Difference between new_observation_data and new_user_data.

User 4540 | 4/11/2016, 6:57:30 AM

Hello, I am finding it bit difficult as to which one of these parameters to use in recommend(). I want to have this function/method provide recommendations for a new userid but the data I want to pass as a parameter in recommend() is from an existing user(item ids, ratings) in trained model, so as to check if the new user is similar to existing one . Which one of these 2 parameters to use in recommend() as per the above description? And what output to expect ? Also, if using this approach isn't correct for finding similarity between the users, any advice on it? Because as per my understanding the recommend model for a new user should return the same item-ratings as per the existing one ,which I plan to pass as an argument . Any insight into this will be really appreciable. //data has userid's, itemid's and ratings - 100 users. m=graphlab.recommender.itemsimilarityrecommender.create(data,userid='UserId', itemid='ItemId',target='Rating',similaritytype='cosine') m.recommend(users=101,newuserdata/newobservationdata=newdata)

Comments

User 91 | 4/11/2016, 4:59:12 PM

New observation data refers to the interactions of users with items i.e user U rated item I with rating R. While new user data only refers to user metadata i.e user U is Male and is of age 20.


User 4540 | 4/11/2016, 6:39:38 PM

Thank you for the quick reply. So in my scenario, I should be using new observation data since I plan to pass the existing user's rating of a particular item in recommend(). newdata=graphlab.SFrame({'UserId':[101],'ItemId':["X"],'Rating':[7]})
recommendation=result.recommend(users=[101],newobservationdata=newdata) The output i m getting for this isn't much understandable. It's excluding this particular itemId but does show the other recommended items. Also, is this the correct way of providing recommendations to a new user based on trained model ? Since my objective is to find if a new user is similar or not, is there any other approach you would suggest?


User 91 | 4/11/2016, 6:59:43 PM

That is the correct way to get recommendations for a new user.

If you want to find out similar users, you can use the get_similar_users function. Unfortunately, that doesn't have a new_user option to pass in data for a new user. We will definitely add that as a feature. For now, your workaround would be to use the nearest neighbours model to compute similar users i.e one model for recommendation and a another model for similar users. Hope that helps!


User 4540 | 4/11/2016, 8:27:43 PM

Thanks again for clarifying this. Yes, this makes sense, because I tried using getsimilarusers() and realized it doesn't work for new users and is only to find similarity amongst the existing users in trained model. So, I should be using nearest neighbor model and particularly query method for finding similar/closest points in the data to new user data?

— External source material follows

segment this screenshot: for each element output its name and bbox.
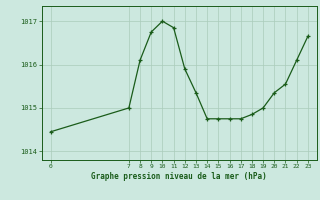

User 4540 | 4/12/2016, 7:07:22 AM

Nearest neighbor classifier is a classification model approach and I am not sure if this would serve my objective of implementing user-based similarity here. So, I plan to implement recommendation algo that could not only provide recommendations to new users based on item preferences/ratings. But also, it should be able to return the similar users from the model who have the same ratings for certain items. Thank you for the help though, really appreciate it.


User 91 | 4/13/2016, 12:37:57 AM

The nearest neighbours model is not always for classification. You can use it for unsupervised learning as well i.e finding similar users.

Our user guide (https://dato.com/learn/userguide/nearestneighbors/nearestneighbors.html) can hopefully guide you through the process of:

  1. Define a distance function that captures "similarity between users"
  2. Train a model using your data
  3. Make predictions for a new user based on similarity to the existing users in your distance metric.